They Love You! They Really Love You! (But What If They Don’t?)

©️Robin King
“Bright Eye” (©️Robin King)

Everyone loves you! Everyone loves your art!

But what if they don’t?

What if no one even likes – or, maybe worse, no one cares – about your art?

You laugh if you can. You cry if you have to. Then you decide whether or not you need to have your work liked more than you need to create the work that no one likes or cares about.

If you can create what you want and aren’t crushed by the reception the work gets, then you make more. Otherwise? You find out what you need to do to please people and then make the work that will bring you the notice and/or approval you want.

Or maybe you fling yourself back and forth between these options? Trying not to care, trying to find out what people want, trying not to care…trying, trying, trying.

Or maybe you pack it all in and stop trying so you can stop caring, until you realize that won’t work because you really need to make your art so you start all over again. Trying, caring.

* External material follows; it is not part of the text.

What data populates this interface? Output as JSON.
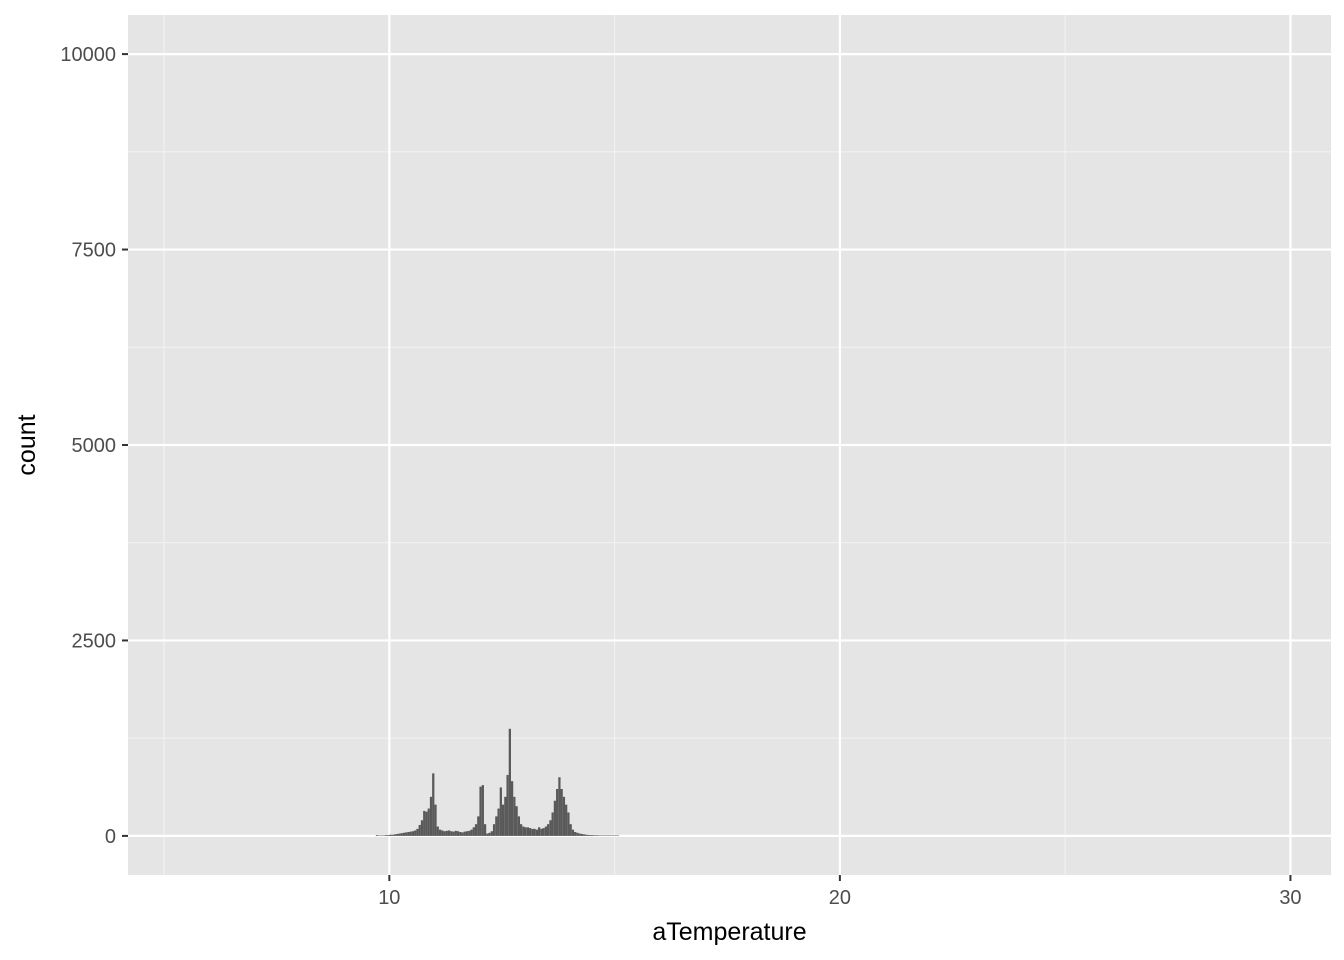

Then, in one of those cosmic bursts of magic, someone loves your art. Not everyone. But someone.

Maybe it’s you.

3 Comments

  1. I liked reading this post. It hits home with me in so many ways. I recall a recent art club meeting where members brought paintings for a “club contest”. I brought a painting I’d done that I absolutely loved. Everyone commented on it, but when the votes were revealed, out of the 6 paintings there, mine was the only one that received ZERO votes. Nobody really liked it, I guess. Or did they like it but liked something else better? I don’t know. I still love the painting though, so maybe I just don’t know what “good art” even is. I do make a lot of bad art, and surprisingly, people sometimes like what I don’t. So, really, it’s all an unpredictable guessing game, and like Rick Nelson sang in “Garden Party” we can’t please everyone, so we have to please ourselves.

    Liked by 2 people

  2. It’s awful, but tbh, you have to either develop the hide of a crocodile, or learn not to care about public opinion. It’s always nice to get the praise and “likes,” but I’ve found, especially with age, that you have to be your own best friend first, and be happy with what you’re doing. I’ve known a number of commercial artists who for most of their adult life, made art that pleased their clients and was popular with viewers, but didn’t necessarily make the creators happy. (I was married to one, and he died angry and bitter about never really making the art he wanted.) Popularity might make you rich, and we would all love to have a little more money right now. :) But it means nothing if you’re not happy with what you’re working on.